Arch Mission Foundation Intends To Send Millions Of Pages Of Wikipedia Articles To The Moon - Part 2 of 2 Parts

Part 2 of 2 Parts (Please read Part 1 first)
       The AMF has already sent archived text into space. When Elon Musk launched his Tesla Roadster into space, the entire text of Isaac Asimov’s Foundation Trilogy was inscribed on tiny digital storage devices called Archs and placed into the Roadster before launch. This series of novels inspired many readers to choose careers in the social and physical sciences.
        Space is a very harsh environment and storing data safely for the long term is difficult. There are bursts of intense radiation that could damage just about any storage media. Temperatures vary over such an extreme range that storage media could be damaged and corrupted. For the Roadster launch, the mineral quartz was chosen as the storage media. The AMF used a laser to burn tiny holes into small quartz disks about the size of a U.S. quarter to create what is called 5D optical storage. Beyond the three spatial dimensions, 5D storage also utilizes the size of the hole and its shape to encode information.
      For the Peregrine project, the AMF chose the element nickel for the storage media. Squares of pure nickel that are thinner than a human hair and about the size of a postage stamp will be used. Spivack says, “Nickel is an element that doesn’t corrode, lasts basically forever in space, and cosmic rays won’t hurt it.” Lasers will etch the information into the surfaces of the sheets of nickel. Each sheet can hold up to sixteen thousand pages of text. The text on the sheets can be read with any 1000X optical microscope. As many as fifty million pages of text will be sent on the Peregrine.
      The AMF intends to send additional archives to the Moon as time passes. They are also going to create a Mars Library and additional libraries for other locations in the Solar System. They want to distribute such archives as widely as possible to increase the chances that they will survive far into the future.

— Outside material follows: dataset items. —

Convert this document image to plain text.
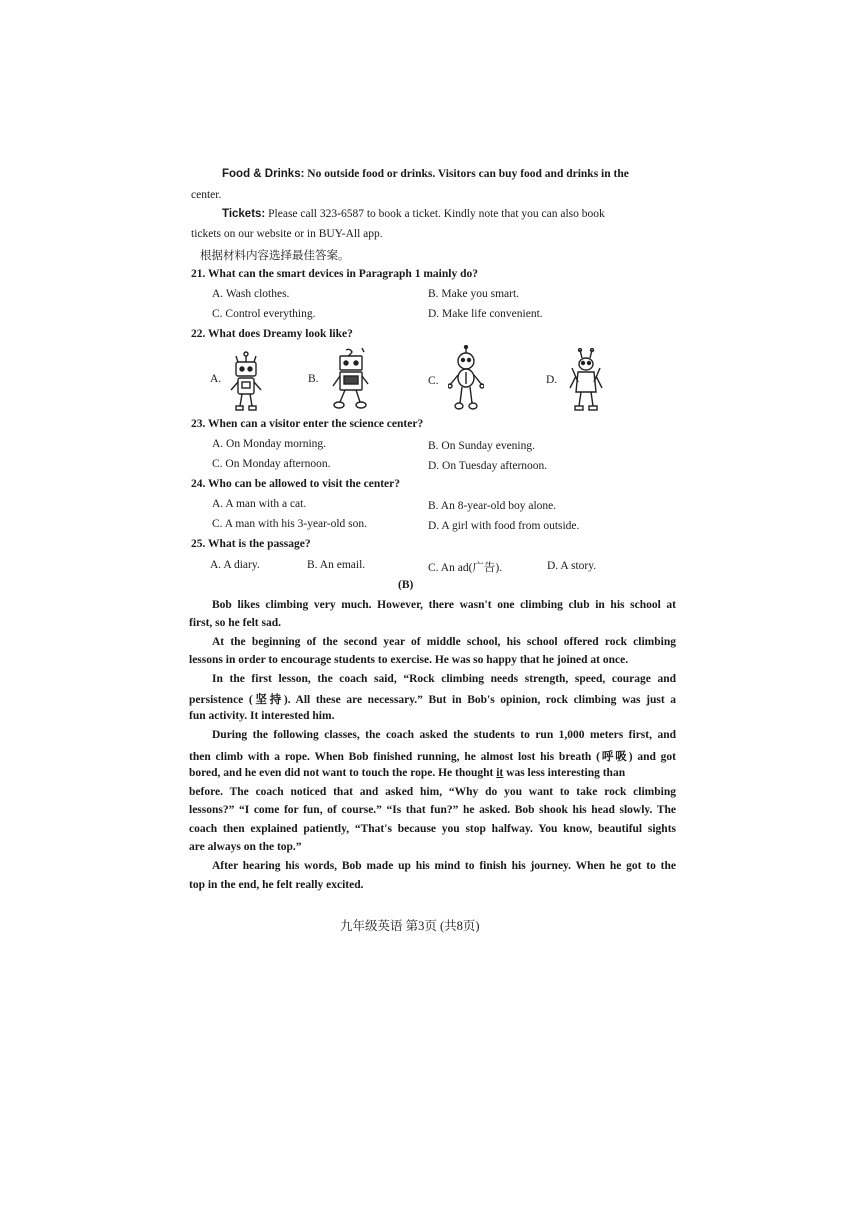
Food & Drinks: No outside food or drinks. Visitors can buy food and drinks in the
center.
Tickets: Please call 323-6587 to book a ticket. Kindly note that you can also book
tickets on our website or in BUY-All app.
根据材料内容选择最佳答案。
21. What can the smart devices in Paragraph 1 mainly do?
A. Wash clothes.	B. Make you smart.
C. Control everything.	D. Make life convenient.
22. What does Dreamy look like?
A.	B.	C.	D.
23. When can a visitor enter the science center?
A. On Monday morning.	B. On Sunday evening.
C. On Monday afternoon.	D. On Tuesday afternoon.
24. Who can be allowed to visit the center?
A. A man with a cat.	B. An 8-year-old boy alone.
C. A man with his 3-year-old son.	D. A girl with food from outside.
25. What is the passage?
A. A diary.	B. An email.	C. An ad(广告).	D. A story.
(B)
Bob likes climbing very much. However, there wasn't one climbing club in his school at
first, so he felt sad.
At the beginning of the second year of middle school, his school offered rock climbing
lessons in order to encourage students to exercise. He was so happy that he joined at once.
In the first lesson, the coach said, “Rock climbing needs strength, speed, courage and
persistence (坚持). All these are necessary.” But in Bob's opinion, rock climbing was just a
fun activity. It interested him.
During the following classes, the coach asked the students to run 1,000 meters first, and
then climb with a rope. When Bob finished running, he almost lost his breath (呼吸) and got
bored, and he even did not want to touch the rope. He thought it was less interesting than
before. The coach noticed that and asked him, “Why do you want to take rock climbing
lessons?” “I come for fun, of course.” “Is that fun?” he asked. Bob shook his head slowly. The
coach then explained patiently, “That's because you stop halfway. You know, beautiful sights
are always on the top.”
After hearing his words, Bob made up his mind to finish his journey. When he got to the
top in the end, he felt really excited.
九年级英语 第3页 (共8页)
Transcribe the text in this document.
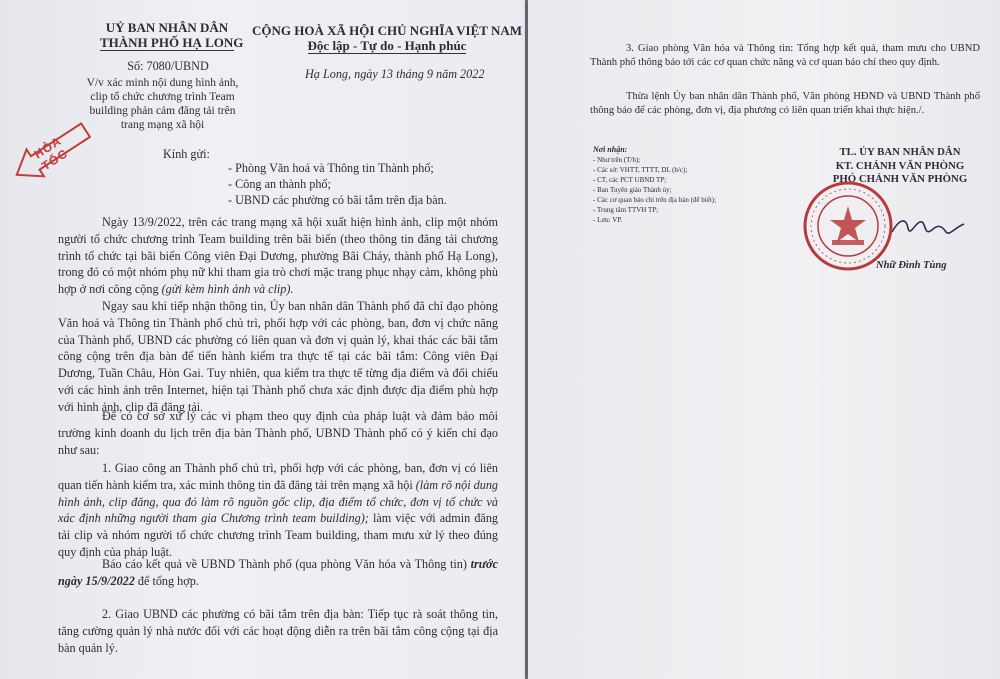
UỶ BAN NHÂN DÂN
THÀNH PHỐ HẠ LONG
CỘNG HOÀ XÃ HỘI CHỦ NGHĨA VIỆT NAM
Độc lập - Tự do - Hạnh phúc
Số: 7080/UBND
Hạ Long, ngày 13 tháng 9 năm 2022
V/v xác minh nội dung hình ảnh,
clip tổ chức chương trình Team
building phản cảm đăng tải trên
trang mạng xã hội
HỎA TỐC	Kính gửi:
- Phòng Văn hoá và Thông tin Thành phố;
- Công an thành phố;
- UBND các phường có bãi tắm trên địa bàn.
Ngày 13/9/2022, trên các trang mạng xã hội xuất hiện hình ảnh, clip một nhóm người tổ chức chương trình Team building trên bãi biển (theo thông tin đăng tải chương trình tổ chức tại bãi biển Công viên Đại Dương, phường Bãi Cháy, thành phố Hạ Long), trong đó có một nhóm phụ nữ khi tham gia trò chơi mặc trang phục nhạy cảm, không phù hợp ở nơi công cộng (gửi kèm hình ảnh và clip).
Ngay sau khi tiếp nhận thông tin, Ủy ban nhân dân Thành phố đã chỉ đạo phòng Văn hoá và Thông tin Thành phố chủ trì, phối hợp với các phòng, ban, đơn vị chức năng của Thành phố, UBND các phường có liên quan và đơn vị quản lý, khai thác các bãi tắm công cộng trên địa bàn để tiến hành kiểm tra thực tế tại các bãi tắm: Công viên Đại Dương, Tuần Châu, Hòn Gai. Tuy nhiên, qua kiểm tra thực tế từng địa điểm và đối chiếu với các hình ảnh trên Internet, hiện tại Thành phố chưa xác định được địa điểm phù hợp với hình ảnh, clip đã đăng tải.
Để có cơ sở xử lý các vi phạm theo quy định của pháp luật và đảm bảo môi trường kinh doanh du lịch trên địa bàn Thành phố, UBND Thành phố có ý kiến chỉ đạo như sau:
1. Giao công an Thành phố chủ trì, phối hợp với các phòng, ban, đơn vị có liên quan tiến hành kiểm tra, xác minh thông tin đã đăng tải trên mạng xã hội (làm rõ nội dung hình ảnh, clip đăng, qua đó làm rõ nguồn gốc clip, địa điểm tổ chức, đơn vị tổ chức và xác định những người tham gia Chương trình team building); làm việc với admin đăng tải clip và nhóm người tổ chức chương trình Team building, tham mưu xử lý theo đúng quy định của pháp luật.
Báo cáo kết quả về UBND Thành phố (qua phòng Văn hóa và Thông tin) trước ngày 15/9/2022 để tổng hợp.
2. Giao UBND các phường có bãi tắm trên địa bàn: Tiếp tục rà soát thông tin, tăng cường quản lý nhà nước đối với các hoạt động diễn ra trên bãi tắm công cộng tại địa bàn quản lý.
3. Giao phòng Văn hóa và Thông tin: Tổng hợp kết quả, tham mưu cho UBND Thành phố thông báo tới các cơ quan chức năng và cơ quan báo chí theo quy định.
Thừa lệnh Ủy ban nhân dân Thành phố, Văn phòng HĐND và UBND Thành phố thông báo để các phòng, đơn vị, địa phương có liên quan triển khai thực hiện./.
Nơi nhận:
- Như trên (T/h);
- Các sở: VHTT, TTTT, DL (b/c);
- CT, các PCT UBND TP;
- Ban Tuyên giáo Thành ủy;
- Các cơ quan báo chí trên địa bàn (để biết);
- Trung tâm TTVH TP;
- Lưu: VP.
TL. ỦY BAN NHÂN DÂN
KT. CHÁNH VĂN PHÒNG
PHÓ CHÁNH VĂN PHÒNG
Nhữ Đình Tùng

Eventually, the AMF intends to connect Arch Libraries through a “decentralized read-write data sharing network that spans the Solar System.”
       The AMF says that there will also be a way for the public to get involved and help choose what is sent. They will allow people to make donations to have specific information included in the Archives. They have also promised that they will not exert any censorship over the information that people want to include. The AMF says that the reason that they are not emphasizing science and technology in their data sets is because they assume that any aliens with sufficiently advanced technology to get to our solar system from a planet around another star would have scientific and technical knowledge far above ours. It is also assumed that they would be most interested in our cultures.
       Alien cultures may chose to immortalize their cultures and knowledge by creating something like the Archs from the AMF. One possibility would be to create self-replicating archival spacecraft which would travel to other star systems and create more copies of themselves to spread their information further. It is estimated that such a plan could see every star in the Milky Way visited within ten million years. Perhaps such archives exist in our solar systems just waiting to be discovered.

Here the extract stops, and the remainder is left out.